Pamela Lisseter (née Seward) wrote her thesis in 1989 on two phase flow. She was jointly supervised by me and Brian Hands in Engineering. After graduating, she had a research job with the Central Electricity Research Laboratories (before privatisation), and more recently was a postdoc in Chemical Engineering at Surrey.

Taryn Malcolm finished her thesis on multiphase flow in high Noon fashion amidst a spate of guinness and deng deng goreng, and then got a job working for BP.

Sarah McBurnie stayed in OCIAM to do a doctorate with Jon Chapman.

Brent Neiman went to do a doctorate in the U.S.

Felix Ng is from Hong Kong, was a graduate student and then a JRF (post-doc) working on the dynamics of subglacial drainage. He spends his non-working time climbing mountains, and is fond of guinness. He was at M.I.T., and is now a lecturer in Geography in Sheffield.

Chris Noon presented his thesis, Secondary frost heave in freezing soils, in 1996. Chris left Oxford in 1993 to become an actuary, a profession in which he remains. He drinks plenty of guinness, and discovered the "Noon" number on a building opposite the balcony of Rosie O'Grady's pub in Oxford.

Charlie Oakley went to teach in Shrewsbury School.

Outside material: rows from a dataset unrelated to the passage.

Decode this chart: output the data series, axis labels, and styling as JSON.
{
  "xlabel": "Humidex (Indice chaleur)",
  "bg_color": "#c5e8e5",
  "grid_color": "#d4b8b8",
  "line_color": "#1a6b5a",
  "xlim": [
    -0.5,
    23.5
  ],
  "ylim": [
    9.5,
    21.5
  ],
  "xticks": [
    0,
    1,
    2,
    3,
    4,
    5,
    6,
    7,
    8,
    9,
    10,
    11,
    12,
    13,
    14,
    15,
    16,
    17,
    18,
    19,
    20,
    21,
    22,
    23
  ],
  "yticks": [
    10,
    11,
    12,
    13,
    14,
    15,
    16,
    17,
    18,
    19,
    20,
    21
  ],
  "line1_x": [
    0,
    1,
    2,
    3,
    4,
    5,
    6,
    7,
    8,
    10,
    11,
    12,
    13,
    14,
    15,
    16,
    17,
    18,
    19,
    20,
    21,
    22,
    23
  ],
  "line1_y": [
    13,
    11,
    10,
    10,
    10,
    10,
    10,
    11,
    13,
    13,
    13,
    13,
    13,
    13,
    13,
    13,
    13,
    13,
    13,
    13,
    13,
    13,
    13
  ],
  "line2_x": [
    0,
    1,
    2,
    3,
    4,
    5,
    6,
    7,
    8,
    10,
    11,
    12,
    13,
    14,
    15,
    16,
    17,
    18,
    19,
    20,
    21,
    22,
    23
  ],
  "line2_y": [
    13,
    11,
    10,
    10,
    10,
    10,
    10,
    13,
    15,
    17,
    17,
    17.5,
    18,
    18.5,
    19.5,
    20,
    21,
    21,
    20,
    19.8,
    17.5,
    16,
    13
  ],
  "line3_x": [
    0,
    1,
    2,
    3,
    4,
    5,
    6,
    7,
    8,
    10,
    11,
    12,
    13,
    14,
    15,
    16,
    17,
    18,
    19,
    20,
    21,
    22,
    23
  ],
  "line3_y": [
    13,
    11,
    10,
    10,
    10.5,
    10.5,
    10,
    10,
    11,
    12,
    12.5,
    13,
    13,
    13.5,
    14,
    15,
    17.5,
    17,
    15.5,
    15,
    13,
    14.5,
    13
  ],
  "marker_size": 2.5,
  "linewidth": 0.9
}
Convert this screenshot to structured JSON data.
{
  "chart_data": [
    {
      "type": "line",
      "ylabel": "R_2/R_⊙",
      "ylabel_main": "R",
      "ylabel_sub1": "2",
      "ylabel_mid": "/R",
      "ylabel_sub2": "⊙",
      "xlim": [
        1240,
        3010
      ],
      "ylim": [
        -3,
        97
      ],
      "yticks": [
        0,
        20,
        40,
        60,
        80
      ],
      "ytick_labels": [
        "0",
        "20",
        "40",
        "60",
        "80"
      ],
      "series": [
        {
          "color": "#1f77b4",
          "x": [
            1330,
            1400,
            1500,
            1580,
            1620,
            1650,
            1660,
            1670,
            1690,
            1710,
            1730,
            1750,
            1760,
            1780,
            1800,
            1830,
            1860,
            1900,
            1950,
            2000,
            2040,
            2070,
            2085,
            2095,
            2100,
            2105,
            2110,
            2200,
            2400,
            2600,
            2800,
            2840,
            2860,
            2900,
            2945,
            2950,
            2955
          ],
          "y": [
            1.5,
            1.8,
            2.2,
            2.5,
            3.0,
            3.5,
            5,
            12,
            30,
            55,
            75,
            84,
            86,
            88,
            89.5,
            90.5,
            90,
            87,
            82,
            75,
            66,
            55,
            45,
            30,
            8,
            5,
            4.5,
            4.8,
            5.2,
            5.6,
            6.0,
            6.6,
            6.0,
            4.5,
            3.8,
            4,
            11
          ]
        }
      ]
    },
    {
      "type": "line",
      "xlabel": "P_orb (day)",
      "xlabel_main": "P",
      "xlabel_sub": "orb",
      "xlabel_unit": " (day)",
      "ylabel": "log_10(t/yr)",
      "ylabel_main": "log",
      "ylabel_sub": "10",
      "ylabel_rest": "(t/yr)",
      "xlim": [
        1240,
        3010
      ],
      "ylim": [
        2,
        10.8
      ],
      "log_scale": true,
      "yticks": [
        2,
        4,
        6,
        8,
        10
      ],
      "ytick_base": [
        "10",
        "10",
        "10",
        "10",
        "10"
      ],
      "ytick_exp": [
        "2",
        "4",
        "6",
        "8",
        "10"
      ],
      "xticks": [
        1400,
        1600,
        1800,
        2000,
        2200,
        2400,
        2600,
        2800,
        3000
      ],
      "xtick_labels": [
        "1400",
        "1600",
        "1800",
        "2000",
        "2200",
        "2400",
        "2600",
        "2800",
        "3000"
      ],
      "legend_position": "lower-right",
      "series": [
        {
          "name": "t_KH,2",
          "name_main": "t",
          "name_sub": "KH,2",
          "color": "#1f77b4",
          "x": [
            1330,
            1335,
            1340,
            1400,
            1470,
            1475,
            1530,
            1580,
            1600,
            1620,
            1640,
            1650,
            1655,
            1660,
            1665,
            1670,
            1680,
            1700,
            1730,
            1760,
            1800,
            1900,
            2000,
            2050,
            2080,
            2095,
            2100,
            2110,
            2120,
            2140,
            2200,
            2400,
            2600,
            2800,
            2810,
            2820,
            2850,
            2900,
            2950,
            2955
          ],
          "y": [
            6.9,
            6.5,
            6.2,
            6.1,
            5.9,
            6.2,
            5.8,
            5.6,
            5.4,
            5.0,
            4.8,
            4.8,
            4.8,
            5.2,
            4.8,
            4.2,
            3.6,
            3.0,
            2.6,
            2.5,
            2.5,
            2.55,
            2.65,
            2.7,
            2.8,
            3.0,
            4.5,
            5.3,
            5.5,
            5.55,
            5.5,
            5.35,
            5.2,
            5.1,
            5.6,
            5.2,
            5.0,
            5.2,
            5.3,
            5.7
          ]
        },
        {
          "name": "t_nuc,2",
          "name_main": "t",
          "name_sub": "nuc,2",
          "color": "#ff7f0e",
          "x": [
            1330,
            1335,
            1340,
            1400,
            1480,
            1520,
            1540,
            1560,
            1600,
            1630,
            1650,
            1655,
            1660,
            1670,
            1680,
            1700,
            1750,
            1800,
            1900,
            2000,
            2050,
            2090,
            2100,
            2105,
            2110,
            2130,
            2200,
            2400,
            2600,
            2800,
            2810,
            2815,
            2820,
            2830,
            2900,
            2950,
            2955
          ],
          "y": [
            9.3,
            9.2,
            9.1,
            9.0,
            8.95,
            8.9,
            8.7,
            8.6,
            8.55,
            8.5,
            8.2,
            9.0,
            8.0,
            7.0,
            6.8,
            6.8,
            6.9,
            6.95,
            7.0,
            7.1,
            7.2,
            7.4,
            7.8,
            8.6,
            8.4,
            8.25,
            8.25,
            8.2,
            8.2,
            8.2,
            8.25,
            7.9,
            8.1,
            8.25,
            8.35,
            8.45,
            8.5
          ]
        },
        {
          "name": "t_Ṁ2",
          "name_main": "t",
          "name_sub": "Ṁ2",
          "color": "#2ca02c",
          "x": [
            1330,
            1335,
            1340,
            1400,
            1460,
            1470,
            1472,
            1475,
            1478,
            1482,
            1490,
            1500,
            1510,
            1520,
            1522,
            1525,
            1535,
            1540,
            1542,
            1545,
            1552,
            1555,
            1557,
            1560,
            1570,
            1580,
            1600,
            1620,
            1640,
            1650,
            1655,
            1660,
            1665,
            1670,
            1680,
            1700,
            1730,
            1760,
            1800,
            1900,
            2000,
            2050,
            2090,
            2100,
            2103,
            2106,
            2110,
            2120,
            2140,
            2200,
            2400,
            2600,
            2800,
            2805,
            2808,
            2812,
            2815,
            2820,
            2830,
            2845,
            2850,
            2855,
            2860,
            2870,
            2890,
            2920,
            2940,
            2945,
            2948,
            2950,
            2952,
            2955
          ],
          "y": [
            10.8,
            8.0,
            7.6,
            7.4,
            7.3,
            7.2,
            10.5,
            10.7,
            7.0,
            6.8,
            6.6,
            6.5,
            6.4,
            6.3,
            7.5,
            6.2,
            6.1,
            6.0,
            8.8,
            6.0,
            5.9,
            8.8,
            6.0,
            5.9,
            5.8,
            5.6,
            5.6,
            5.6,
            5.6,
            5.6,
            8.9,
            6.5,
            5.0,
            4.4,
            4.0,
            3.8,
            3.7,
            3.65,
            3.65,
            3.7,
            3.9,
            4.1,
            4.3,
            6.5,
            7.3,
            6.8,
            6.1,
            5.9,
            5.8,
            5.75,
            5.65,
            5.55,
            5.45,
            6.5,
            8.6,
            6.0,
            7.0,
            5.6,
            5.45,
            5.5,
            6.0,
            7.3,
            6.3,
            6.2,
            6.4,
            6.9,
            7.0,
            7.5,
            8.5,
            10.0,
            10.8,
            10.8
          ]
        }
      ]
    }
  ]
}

Tiina Roose came from Estonia to work on plant root nutrient uptake, and then went to Harvard Medical School to work in Rakesh Jain's laboratory on cancer. She came back to Oxford, and is currently Royal Society Research Fellow in Southampton and Oxford.

Rody Ryan was my first ever graduate student, writing his dissertation on mantle convection. He then did another M.Sc. in electronic engineering, and headed into computer technology. He is now a roving consultant and still lives in Dublin.

Philippe Sagar went off to Indonesia to do French military service, and was last heard of applying to the University of Montreal to do a doctorate.

Christian Schoof went to UBC as a Killam Research Fellow, working with Garry Clarke, and now has a Canada Research Chair there.

Michael Vynnycky went to Japan for a 2 year post doc, and then went to another in Sweden.

Jonathan Wattis went to Heriot-Watt to do a doctorate, and then became a lecturer at Nottingham University.

Henry Winstanley is doing a doctorate in the medical doctoral training programme in Oxford. We played squash until my knees became unfit for active service. He now lives in Malaysia.

Xinshe Yang was a graduate student from China who wrote his thesis on compaction in sedimentary basins. He spent a postdoctoral year in Canada, and then went to the Department of Fuel and Energy in Leeds, and after that, Cardiff.

Rachel Zammett is doing a doctorate in OCIAM.